La película La forma de agua de Guillermo del Toro que se estrena en Argentina cuenta la historia de amor de una chica muda y de un monstruo anfibio. Sus trece denominaciones al Oscar la hacen un éxito de taquilla en todo el mundo. La belleza de las imágenes y la maestría con la cuál el director (coguionista del Hobbit) cuenta una historia inimaginable nos hace pensar en los tantos mundos que habitan adentro de uno. Metáfora de las minorías, una discapacitada y un extraño ser proveniente del Amazonas, recupera la tradición de los cuentos mitológicos que poblaron las leyendas de un tiempo en el que la autoría de un relato no era lo más importante.

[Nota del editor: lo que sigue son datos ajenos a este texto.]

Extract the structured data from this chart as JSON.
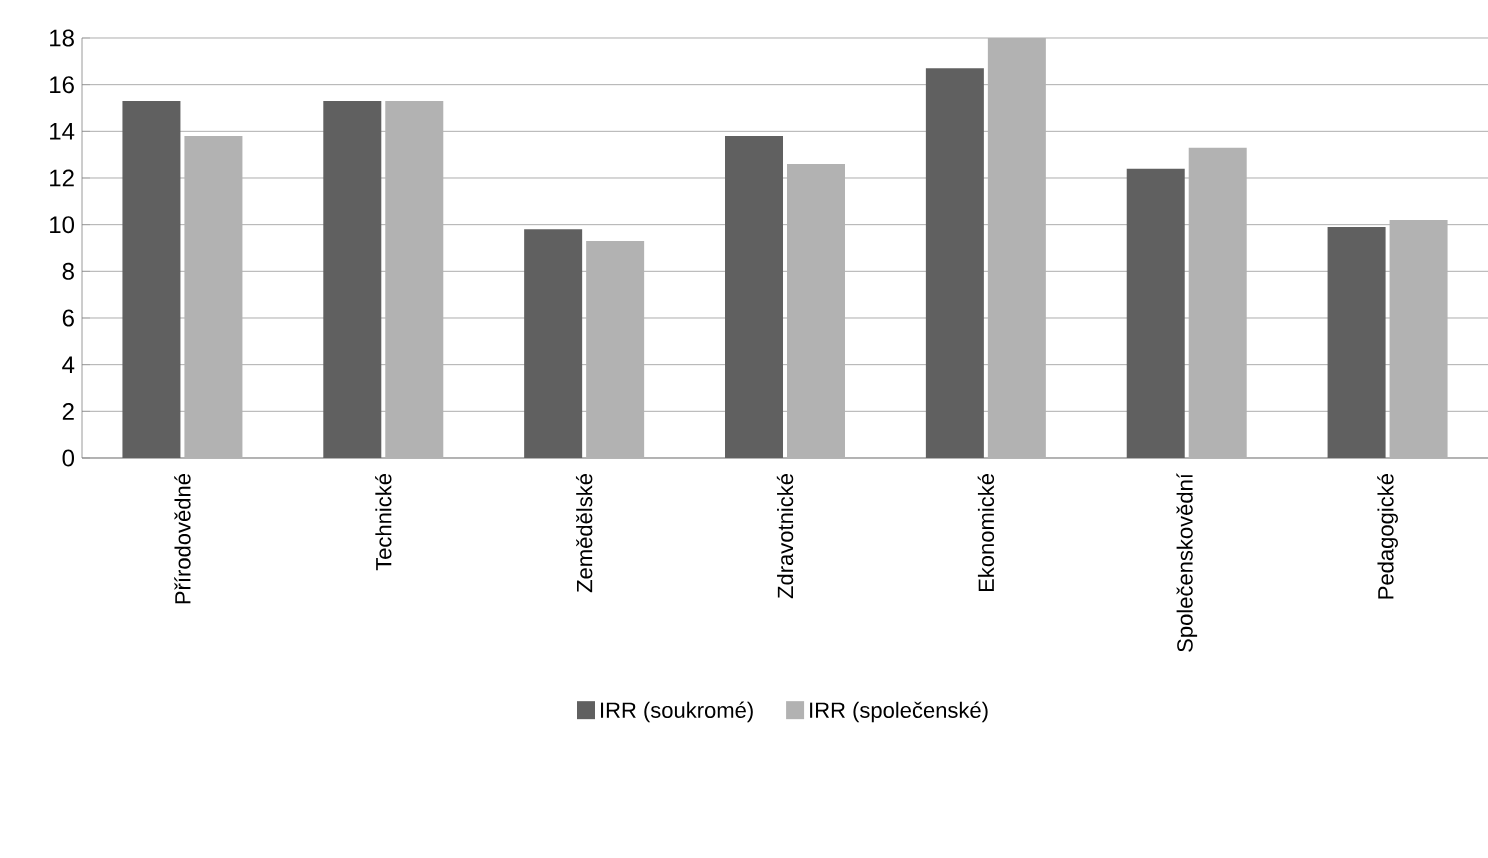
{
  "chart_data": {
    "type": "bar",
    "categories": [
      "Přírodovědné",
      "Technické",
      "Zemědělské",
      "Zdravotnické",
      "Ekonomické",
      "Společenskovědní",
      "Pedagogické"
    ],
    "series": [
      {
        "name": "IRR (soukromé)",
        "color": "#606060",
        "values": [
          15.3,
          15.3,
          9.8,
          13.8,
          16.7,
          12.4,
          9.9
        ]
      },
      {
        "name": "IRR (společenské)",
        "color": "#b2b2b2",
        "values": [
          13.8,
          15.3,
          9.3,
          12.6,
          18.0,
          13.3,
          10.2
        ]
      }
    ],
    "ylim": [
      0,
      18
    ],
    "yticks": [
      0,
      2,
      4,
      6,
      8,
      10,
      12,
      14,
      16,
      18
    ],
    "grid": "y",
    "legend": "bottom"
  }
}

       La mayoría de los cuentos que perduran en el tiempo son anónimos. Aunque insistamos en individualizar la creación, otorgar premios y jactarnos de lo brillantes que somos , el tiempo se encarga de borrar de la memoria colectiva el quién y el cuándo, para preservar lo esencial, la trama. Nadie sabe quién contó por primera vez la historia de Asterión, el niño que nació de la infidelidad de la reina Pasifae con el toro blanco que Zeus envió a modo de anzuelo al rey Minos para saber si le era leal, popularmente conocido como el Minotauro.  Podemos saber que la escribió Apolodoro por primera vez, pero jamás quién la creó. Así son las cosas perdurables, anteriores a la época ególatra en la que vivimos.  De ésa clase madera de ley estaba hecho Jonas Salk, el creador de la vacuna de la poliomielitis. Cuándo le preguntaron por qué no patentaba su logro, en la década de 50, contestó   “Se puede patentar el Sol”?